On this blog we have had some excellent pieces written about what is now called “crowd-funding” by Jennifer Fox, Slava Rubin and Melanie Schiele. They highlight the experiences of filmmakers who have crowd-funded their movies, and provide useful tips for those who wish to pursue this strategy for their future films.
Crowd-funding is part of a massive shift created by the rapid rise of social media that is radically redefining the relationship between the filmmaker and her audience. As with other parts of the filmmaking process (production, marketing and distribution, to name a few), the audience now wants to participate—or, as Frank Rose puts it, they want to “immerse” themselves in the film.
What does this “immersion” mean when applied to the financing of movies?
When someone crowd “funds” a movie, she is not seeking an investment return that is expressed in dollars. The value that she seeks is something different altogether.
It is much like what a traditional (and almost always wealthy) patron gets when he gives to the symphony or the opera, or commissions an artist’s work. He gets recognition, (name in the program, on a building, etc.), a chance to meet the people behind the scenes, and, most importantly, a chance to connect with the person who has created the art.
In the process, he gains an emotional connection to the art itself. He becomes “immersed” in the art. In this traditional model, the barrier to entry is high, but so are the psychic rewards.
With the rapid rise of social media, something strange and very wonderful has happened:
1. The barrier to entry into this “immersive” experience has been dramatically lowered, while at the same time
2. The psychic rewards of the experience have remained very high.
In other words, the tools of social media have democratized patronage for the first time in history. Experiences that were previously open only to the very wealthy are now open to the “crowd.” Now everyone can be Medici, Guggenheim or (fill in your favorite famous patron to the arts).
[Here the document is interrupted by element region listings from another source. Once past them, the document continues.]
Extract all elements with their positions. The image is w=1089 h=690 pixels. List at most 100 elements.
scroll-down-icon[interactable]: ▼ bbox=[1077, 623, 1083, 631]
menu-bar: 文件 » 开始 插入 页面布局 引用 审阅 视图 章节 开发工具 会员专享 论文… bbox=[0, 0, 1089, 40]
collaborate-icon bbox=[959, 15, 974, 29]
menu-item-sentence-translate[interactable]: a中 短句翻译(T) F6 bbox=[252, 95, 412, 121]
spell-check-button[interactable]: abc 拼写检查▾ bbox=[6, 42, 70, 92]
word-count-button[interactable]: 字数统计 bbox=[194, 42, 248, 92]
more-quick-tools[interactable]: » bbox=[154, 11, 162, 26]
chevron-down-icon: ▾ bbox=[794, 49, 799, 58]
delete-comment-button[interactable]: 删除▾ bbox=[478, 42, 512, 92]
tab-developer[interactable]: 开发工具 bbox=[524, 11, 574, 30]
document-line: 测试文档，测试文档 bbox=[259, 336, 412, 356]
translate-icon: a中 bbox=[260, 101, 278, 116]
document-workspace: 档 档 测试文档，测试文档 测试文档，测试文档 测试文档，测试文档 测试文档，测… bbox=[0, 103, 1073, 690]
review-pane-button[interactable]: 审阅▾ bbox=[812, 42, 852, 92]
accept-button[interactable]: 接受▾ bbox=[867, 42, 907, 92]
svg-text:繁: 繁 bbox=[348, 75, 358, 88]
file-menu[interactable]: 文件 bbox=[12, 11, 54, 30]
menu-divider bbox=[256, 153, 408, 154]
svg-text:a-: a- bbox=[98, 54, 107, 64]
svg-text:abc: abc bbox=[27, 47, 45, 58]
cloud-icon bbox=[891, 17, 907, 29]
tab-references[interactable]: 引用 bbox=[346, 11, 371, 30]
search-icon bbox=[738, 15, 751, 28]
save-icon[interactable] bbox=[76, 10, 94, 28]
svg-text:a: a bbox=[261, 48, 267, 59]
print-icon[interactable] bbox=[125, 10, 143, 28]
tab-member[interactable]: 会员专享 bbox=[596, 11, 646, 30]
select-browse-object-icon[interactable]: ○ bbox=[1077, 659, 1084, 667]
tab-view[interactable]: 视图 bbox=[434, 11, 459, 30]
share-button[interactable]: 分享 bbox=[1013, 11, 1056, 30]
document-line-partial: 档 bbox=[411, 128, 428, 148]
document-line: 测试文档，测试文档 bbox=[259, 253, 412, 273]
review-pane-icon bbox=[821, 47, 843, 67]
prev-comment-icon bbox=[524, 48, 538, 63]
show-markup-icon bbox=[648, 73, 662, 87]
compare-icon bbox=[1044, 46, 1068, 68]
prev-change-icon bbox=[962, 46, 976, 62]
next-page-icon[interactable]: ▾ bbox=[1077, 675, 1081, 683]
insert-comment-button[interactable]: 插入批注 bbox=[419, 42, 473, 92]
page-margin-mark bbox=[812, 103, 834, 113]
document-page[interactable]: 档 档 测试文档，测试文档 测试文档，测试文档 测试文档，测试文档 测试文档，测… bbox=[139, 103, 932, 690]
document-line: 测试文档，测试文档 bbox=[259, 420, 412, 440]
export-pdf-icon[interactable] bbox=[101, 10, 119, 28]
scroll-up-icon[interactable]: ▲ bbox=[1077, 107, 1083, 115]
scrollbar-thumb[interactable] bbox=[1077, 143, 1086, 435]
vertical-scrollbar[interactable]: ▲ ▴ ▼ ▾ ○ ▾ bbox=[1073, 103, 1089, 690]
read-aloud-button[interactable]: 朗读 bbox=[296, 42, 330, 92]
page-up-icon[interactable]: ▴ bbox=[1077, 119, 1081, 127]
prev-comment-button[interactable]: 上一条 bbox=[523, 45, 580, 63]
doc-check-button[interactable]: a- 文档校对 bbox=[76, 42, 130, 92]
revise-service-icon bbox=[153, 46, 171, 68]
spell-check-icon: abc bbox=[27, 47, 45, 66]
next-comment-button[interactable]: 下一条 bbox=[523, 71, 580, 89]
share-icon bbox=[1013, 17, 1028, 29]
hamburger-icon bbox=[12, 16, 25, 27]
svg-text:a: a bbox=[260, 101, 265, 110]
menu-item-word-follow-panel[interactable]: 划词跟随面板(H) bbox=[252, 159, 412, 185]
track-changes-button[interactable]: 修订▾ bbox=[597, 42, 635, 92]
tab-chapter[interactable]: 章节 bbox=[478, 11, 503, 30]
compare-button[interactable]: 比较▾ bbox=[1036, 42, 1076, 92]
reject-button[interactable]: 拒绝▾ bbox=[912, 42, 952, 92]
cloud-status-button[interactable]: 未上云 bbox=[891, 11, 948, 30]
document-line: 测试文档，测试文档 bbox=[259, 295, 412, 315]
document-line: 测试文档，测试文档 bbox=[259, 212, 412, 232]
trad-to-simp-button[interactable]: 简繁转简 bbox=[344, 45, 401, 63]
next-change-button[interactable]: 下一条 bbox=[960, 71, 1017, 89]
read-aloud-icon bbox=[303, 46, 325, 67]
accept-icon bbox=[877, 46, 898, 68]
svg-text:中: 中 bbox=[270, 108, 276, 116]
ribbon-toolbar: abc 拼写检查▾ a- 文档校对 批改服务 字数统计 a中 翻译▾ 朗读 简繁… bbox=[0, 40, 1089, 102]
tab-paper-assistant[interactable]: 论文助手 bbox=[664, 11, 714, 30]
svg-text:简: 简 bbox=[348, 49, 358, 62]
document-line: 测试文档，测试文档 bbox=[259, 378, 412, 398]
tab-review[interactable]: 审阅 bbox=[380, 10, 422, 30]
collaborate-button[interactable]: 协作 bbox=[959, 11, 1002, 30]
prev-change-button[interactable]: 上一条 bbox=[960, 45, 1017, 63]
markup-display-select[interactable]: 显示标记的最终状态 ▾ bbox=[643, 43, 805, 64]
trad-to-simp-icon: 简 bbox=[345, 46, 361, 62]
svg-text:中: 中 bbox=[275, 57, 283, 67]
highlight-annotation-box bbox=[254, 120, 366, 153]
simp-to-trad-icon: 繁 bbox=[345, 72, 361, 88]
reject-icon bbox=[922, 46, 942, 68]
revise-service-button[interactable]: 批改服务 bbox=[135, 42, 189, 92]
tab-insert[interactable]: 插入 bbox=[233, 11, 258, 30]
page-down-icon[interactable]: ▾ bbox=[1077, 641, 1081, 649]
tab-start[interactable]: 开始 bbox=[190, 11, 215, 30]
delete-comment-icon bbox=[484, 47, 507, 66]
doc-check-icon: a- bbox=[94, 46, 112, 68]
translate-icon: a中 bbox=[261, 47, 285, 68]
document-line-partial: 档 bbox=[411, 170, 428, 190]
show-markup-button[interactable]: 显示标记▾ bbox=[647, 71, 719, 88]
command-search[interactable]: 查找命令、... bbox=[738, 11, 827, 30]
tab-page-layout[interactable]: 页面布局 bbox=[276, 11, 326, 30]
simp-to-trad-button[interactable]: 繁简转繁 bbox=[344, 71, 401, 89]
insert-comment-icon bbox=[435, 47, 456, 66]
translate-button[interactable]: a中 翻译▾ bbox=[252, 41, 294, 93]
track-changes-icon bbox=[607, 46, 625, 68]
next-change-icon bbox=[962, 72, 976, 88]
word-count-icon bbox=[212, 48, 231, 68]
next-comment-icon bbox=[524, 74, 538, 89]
And on the flip side, artists who could never access the wealthy patrons of yesterday can now connect with the newly empowered crowd patrons of today.
New services like Kickstarter and IndieGoGo, as well as others, have enabled this emerging patronage market. So how is that market doing?
A recent blog post by Kickstarter highlights the status of this market. As of July 17, 2011, 10,000 projects have been successfully funded on Kickstarter (of these, 3,048 have been in the Film and Video category). A total of $60 Million has been received from 793,362 backers.
That is a lot of money from a lot of patrons. What is most impressive is how fast the market is growing.
As the Kickstarter post says:
“The march towards 10,000 successfully funded projects has accelerated a lot over the past two years. Exactly one year ago today Kickstarter had seen a lifetime total of 1,885 successful projects. The past year alone has seen nearly five times that."
The amounts raised for films have ranged from $5,000 to $150,000 to over $345,000 for the film Blue Like Jazz. So as the overall market has expanded, so have the amounts raised.
Is it easy to raise money from the crowd? The answer is, emphatically, ”No, it is not.” It is time-consuming, tense, exhausting, filled with ups and downs, fraught with anxiety, and guaranteed to keep you up at night. Just like raising money for your movie always is.
But if you get the money, you make the movie you want, and you don’t owe anyone any money in return.
All you owe to your patrons is an emotional connection to the movie, and a chance for them to immerse themselves in your movie. An experience, by the way, that will lay the basis for the marketing and distribution of your movie.
So the question for filmmakers is not whether or not you should crowd-fund your next movie; the question becomes when you will do it. I suggest you get cracking.
And filmmakers: just remember to respect and treat your patrons like they are the Medicis, because that is exactly who they are.